Data source location	Minas Gerais State, Brazil.
Data accessibility	State if data is with this article.
Related research article	This data article is submitted as a companion paper to:Bagno, FF, Figueiredo, MM, Villarreal J, Pereira, GC, Godoi, LC, da Fonseca, FG. Undetected Chikungunya Virus Co-Infections in a Brazilian Region Presenting Hyper-Endemic Circulation of Dengue and Zika. J. Clin. Virol. In press.

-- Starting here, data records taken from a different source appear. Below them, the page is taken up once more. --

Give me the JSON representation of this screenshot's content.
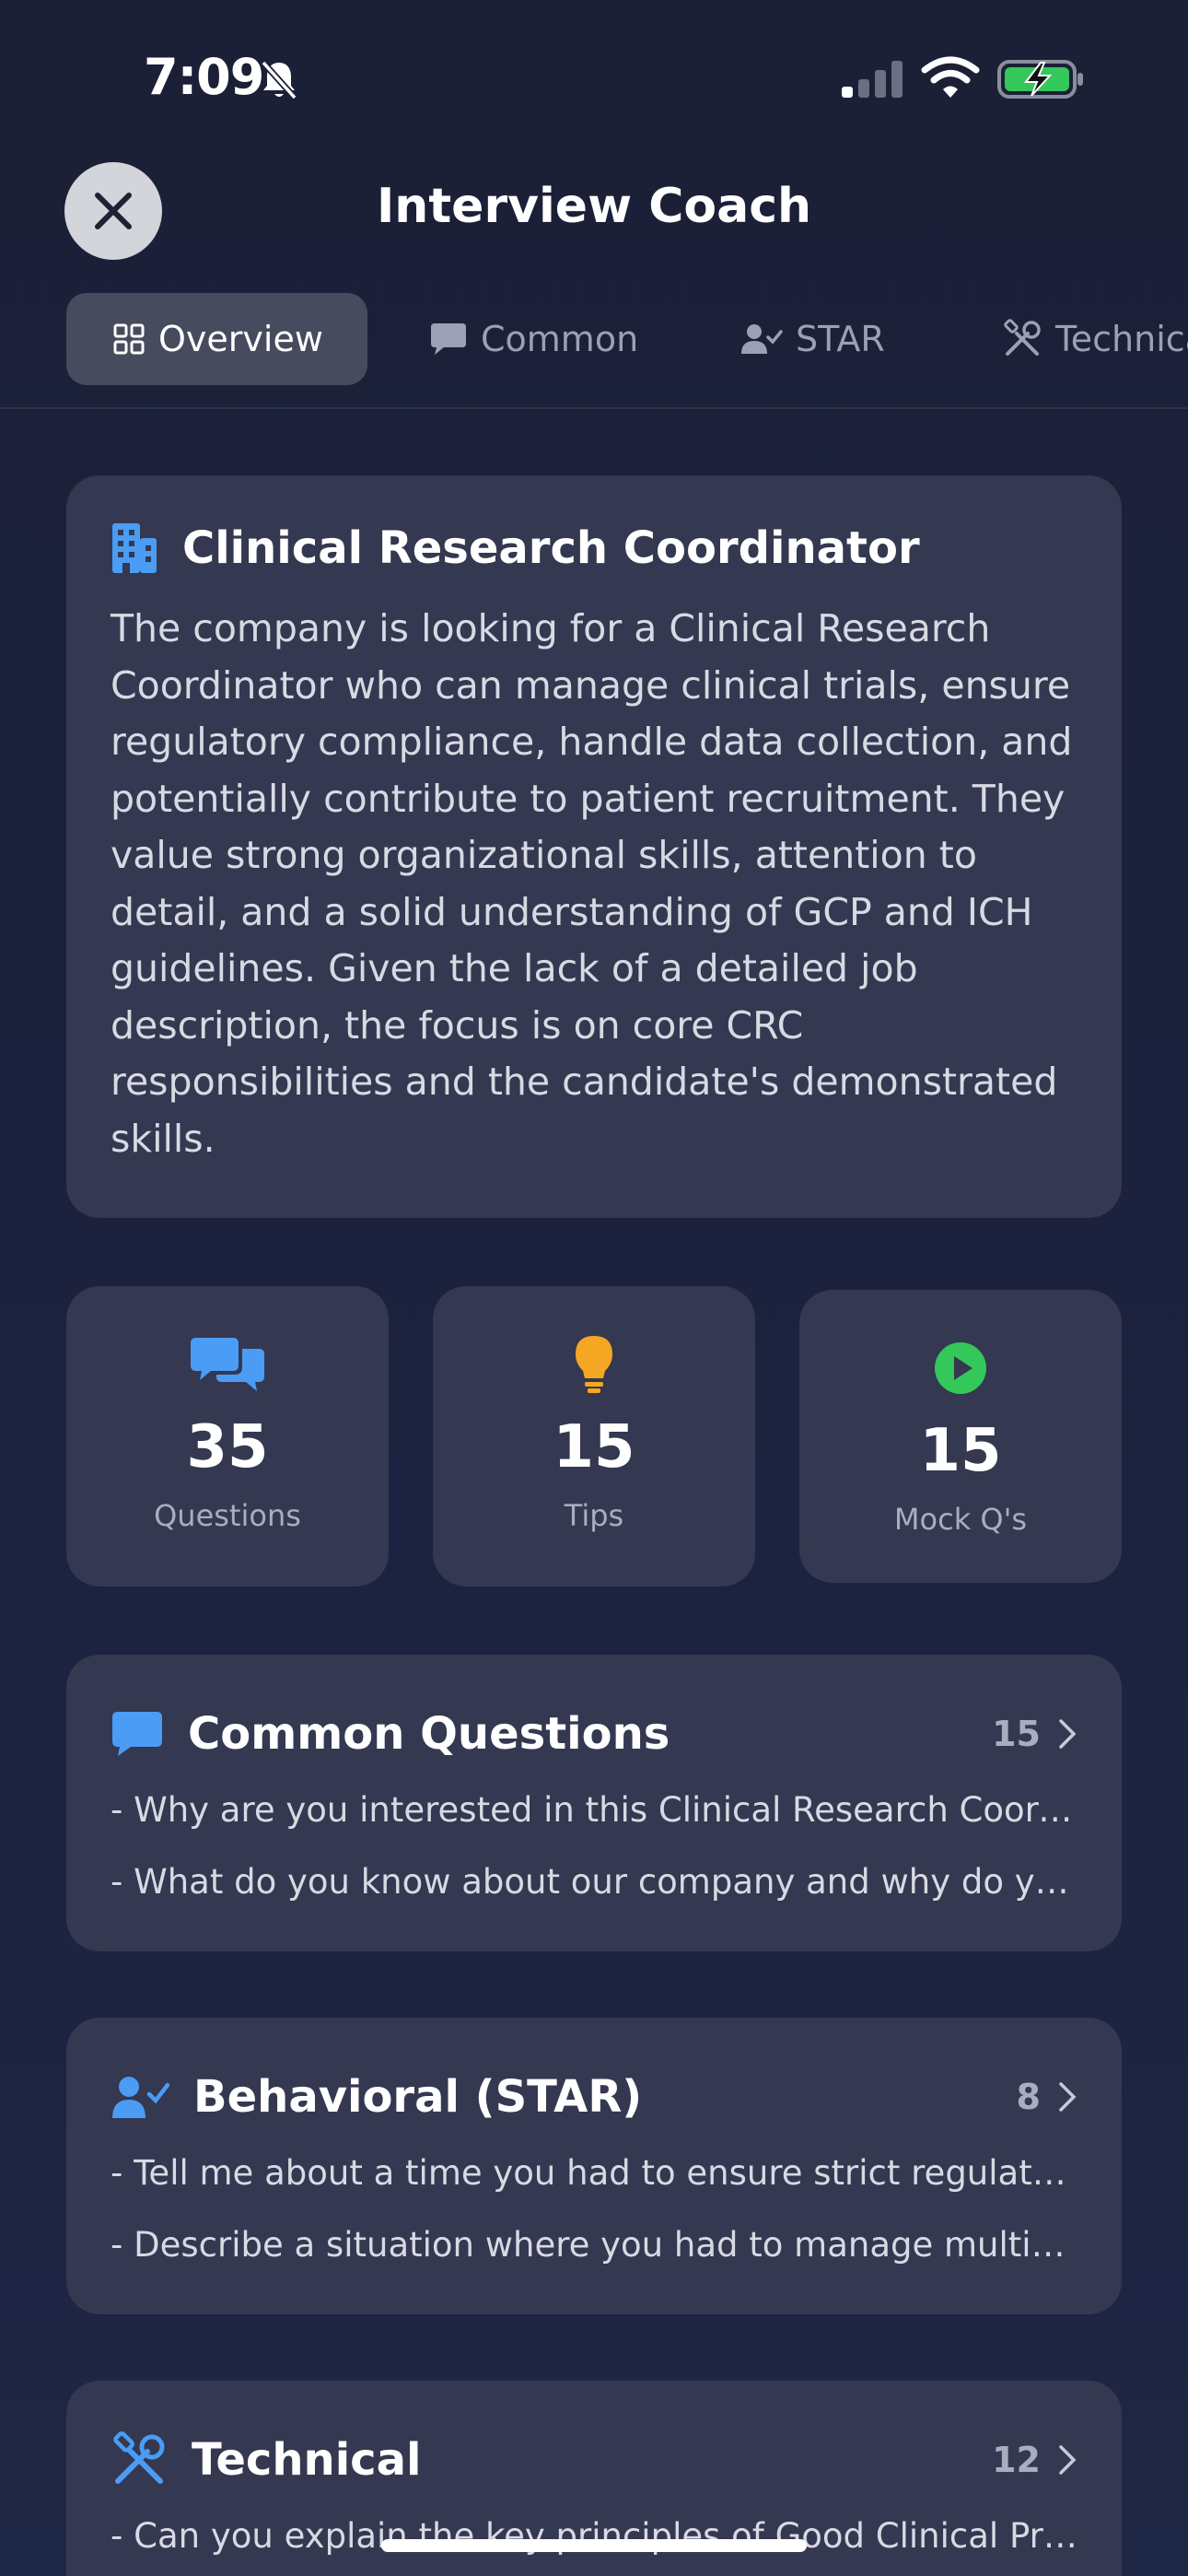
{
  "status_bar": {
    "time": "7:09"
  },
  "header": {
    "title": "Interview Coach"
  },
  "tabs": [
    {
      "label": "Overview",
      "icon": "grid-icon"
    },
    {
      "label": "Common",
      "icon": "chat-bubble-icon"
    },
    {
      "label": "STAR",
      "icon": "person-check-icon"
    },
    {
      "label": "Technical",
      "icon": "tools-icon"
    }
  ],
  "job": {
    "title": "Clinical Research Coordinator",
    "description": "The company is looking for a Clinical Research Coordinator who can manage clinical trials, ensure regulatory compliance, handle data collection, and potentially contribute to patient recruitment. They value strong organizational skills, attention to detail, and a solid understanding of GCP and ICH guidelines. Given the lack of a detailed job description, the focus is on core CRC responsibilities and the candidate's demonstrated skills."
  },
  "stats": [
    {
      "value": "35",
      "label": "Questions",
      "icon": "chat-bubbles-icon",
      "color": "#4a9cf5"
    },
    {
      "value": "15",
      "label": "Tips",
      "icon": "lightbulb-icon",
      "color": "#f5a623"
    },
    {
      "value": "15",
      "label": "Mock Q's",
      "icon": "play-circle-icon",
      "color": "#34c759"
    }
  ],
  "sections": [
    {
      "title": "Common Questions",
      "count": "15",
      "icon": "chat-bubble-icon",
      "items": [
        "- Why are you interested in this Clinical Research Coordinator role?",
        "- What do you know about our company and why do you want to work here?"
      ]
    },
    {
      "title": "Behavioral (STAR)",
      "count": "8",
      "icon": "person-check-icon",
      "items": [
        "- Tell me about a time you had to ensure strict regulatory compliance.",
        "- Describe a situation where you had to manage multiple priorities."
      ]
    },
    {
      "title": "Technical",
      "count": "12",
      "icon": "tools-icon",
      "items": [
        "- Can you explain the key principles of Good Clinical Practice?"
      ]
    }
  ],
  "colors": {
    "accent": "#4a9cf5",
    "card": "#343850",
    "background": "#1b2036"
  }
}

Value of the Data• This data provides details about the design and production of a recombinant Chikungunya virus protein (rCHIKp). • We describe the standardization of an in house ELISA using the rCHIKp as an antigen. • The developed ELISA presented the ability to distinguish chikungunya-positive human sera from virus-negative sera. • The ELISA was also able to efficiently distinguish patients that were seropositive for chikungunya from those that were seropositive for dengue or zika.